Flexible document model is secret noSQL sauce

AWS takes Amazon DocumentDB enterprise-ready capabilities to the next level

Sponsored Feature As the pace of innovation accelerates, many organizations are moving from traditional monolithic architectures to microservices-driven data management models that give developers the flexibility to work with a diverse set of data volumes and types.

The days of application developers content to remain being tied to one over-burdened database may be over, and as a result, Amazon Web Services (AWS) has created a portfolio of purpose-built databases to help customers find the right database service for each unique workload.

In 2019, AWS expanded its presence in the managed cloud database market to provide a fully managed MongoDB compatible database, Amazon DocumentDB (with MongoDB compatibility), to help customers optimize their enterprise JSON workloads. Amazon DocumentDB is a native JSON document database that is compatible with MongoDB APIs, drivers, and tools.

The database is especially useful when working with complex documents that are dynamic and may require adhoc querying, indexing, and aggregations such as catalogue applications, content management, and IoT telemetry, says the company. The secret sauce is the flexibility of the document model combined with the benefits of a fully managed solution with consumption-based billing and integration with other AWS services.

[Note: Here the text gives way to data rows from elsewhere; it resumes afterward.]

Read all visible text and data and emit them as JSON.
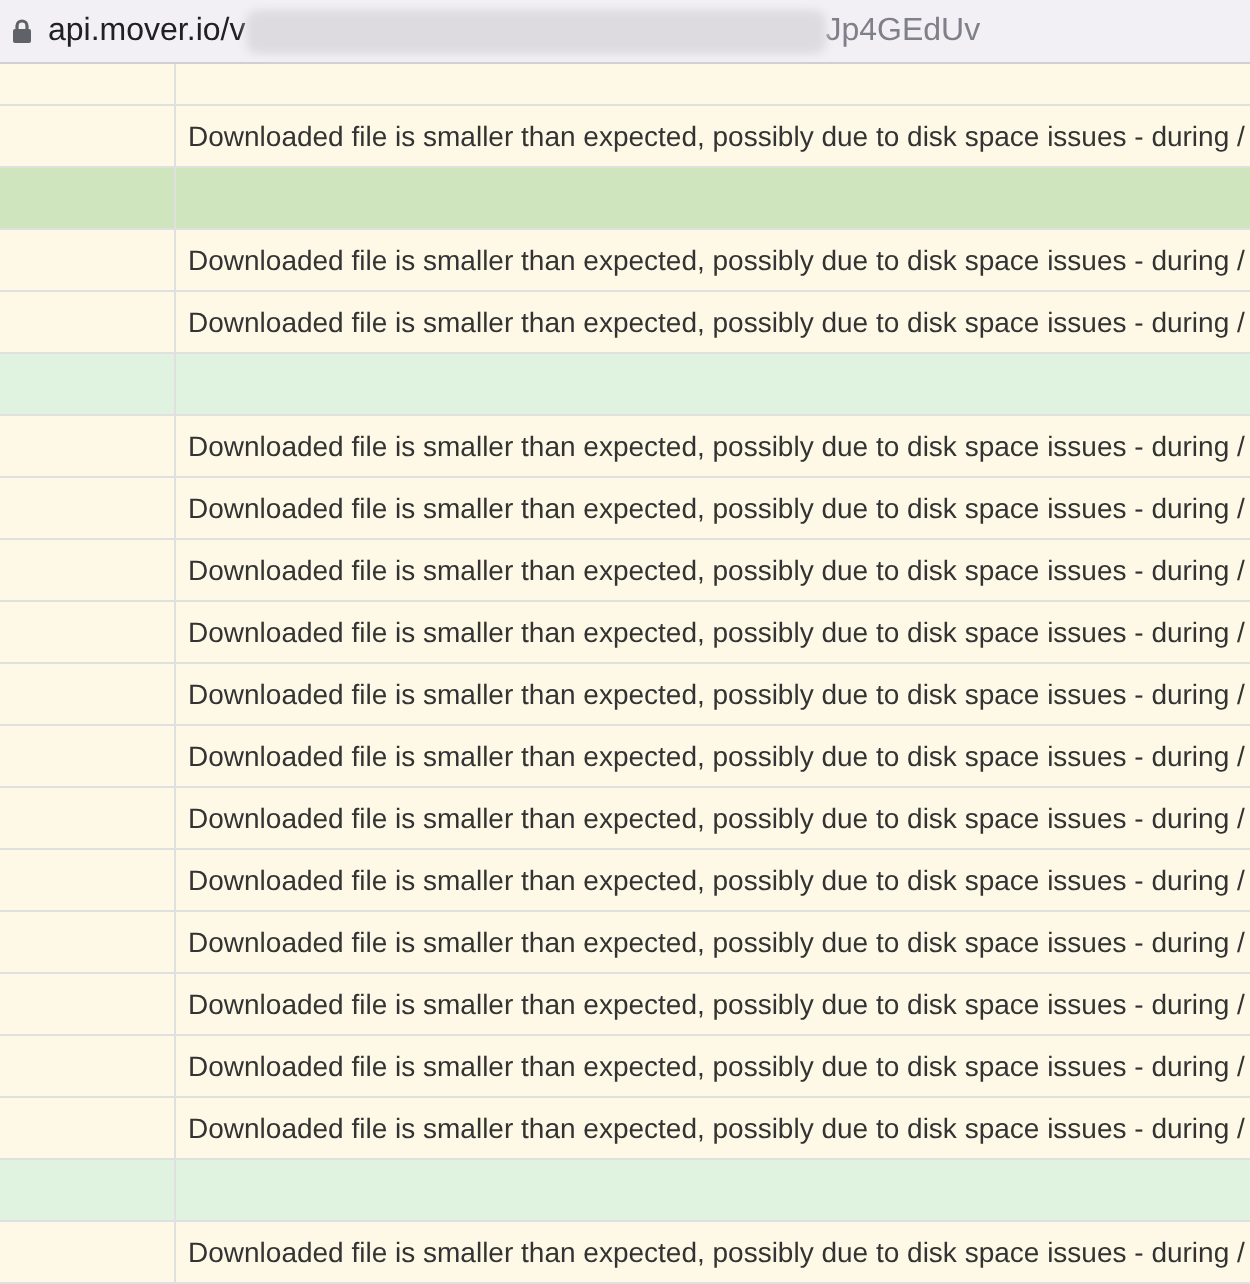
{
  "address_bar": {
    "url_start": "api.mover.io/v",
    "url_end": "Jp4GEdUv"
  },
  "rows": [
    {
      "kind": "warning",
      "hovered": false,
      "message": "Downloaded file is smaller than expected, possibly due to disk space issues - during /"
    },
    {
      "kind": "success",
      "hovered": true
    },
    {
      "kind": "warning",
      "hovered": false,
      "message": "Downloaded file is smaller than expected, possibly due to disk space issues - during /"
    },
    {
      "kind": "warning",
      "hovered": false,
      "message": "Downloaded file is smaller than expected, possibly due to disk space issues - during /"
    },
    {
      "kind": "success",
      "hovered": false
    },
    {
      "kind": "warning",
      "hovered": false,
      "message": "Downloaded file is smaller than expected, possibly due to disk space issues - during /"
    },
    {
      "kind": "warning",
      "hovered": false,
      "message": "Downloaded file is smaller than expected, possibly due to disk space issues - during /"
    },
    {
      "kind": "warning",
      "hovered": false,
      "message": "Downloaded file is smaller than expected, possibly due to disk space issues - during /"
    },
    {
      "kind": "warning",
      "hovered": false,
      "message": "Downloaded file is smaller than expected, possibly due to disk space issues - during /"
    },
    {
      "kind": "warning",
      "hovered": false,
      "message": "Downloaded file is smaller than expected, possibly due to disk space issues - during /"
    },
    {
      "kind": "warning",
      "hovered": false,
      "message": "Downloaded file is smaller than expected, possibly due to disk space issues - during /"
    },
    {
      "kind": "warning",
      "hovered": false,
      "message": "Downloaded file is smaller than expected, possibly due to disk space issues - during /"
    },
    {
      "kind": "warning",
      "hovered": false,
      "message": "Downloaded file is smaller than expected, possibly due to disk space issues - during /"
    },
    {
      "kind": "warning",
      "hovered": false,
      "message": "Downloaded file is smaller than expected, possibly due to disk space issues - during /"
    },
    {
      "kind": "warning",
      "hovered": false,
      "message": "Downloaded file is smaller than expected, possibly due to disk space issues - during /"
    },
    {
      "kind": "warning",
      "hovered": false,
      "message": "Downloaded file is smaller than expected, possibly due to disk space issues - during /"
    },
    {
      "kind": "warning",
      "hovered": false,
      "message": "Downloaded file is smaller than expected, possibly due to disk space issues - during /"
    },
    {
      "kind": "success",
      "hovered": false
    },
    {
      "kind": "warning",
      "hovered": false,
      "message": "Downloaded file is smaller than expected, possibly due to disk space issues - during /"
    }
  ]
}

Native document-based storage in JSON

Amazon DocumentDB supports the JavaScript Object Notation (JSON) format, which offers developers what might be a more natural way of thinking about how data is queried when building applications. This human- and machine-readable format stores data as objects made up of name-value pairs and arrays (for example {"Publication": "The Register"}). The JSON fields can be grouped into lists and nested to create hierarchical structures.

"The growth of JSON really didn't start with databases. It started with applications," believes Vin Yu, senior technical product manager at AWS. "Many of the languages out there were using JSON as a means to transfer data across the internet. So wouldn't it be nice if you didn't have to manipulate, translate, or serialize this data into another format before storing it?"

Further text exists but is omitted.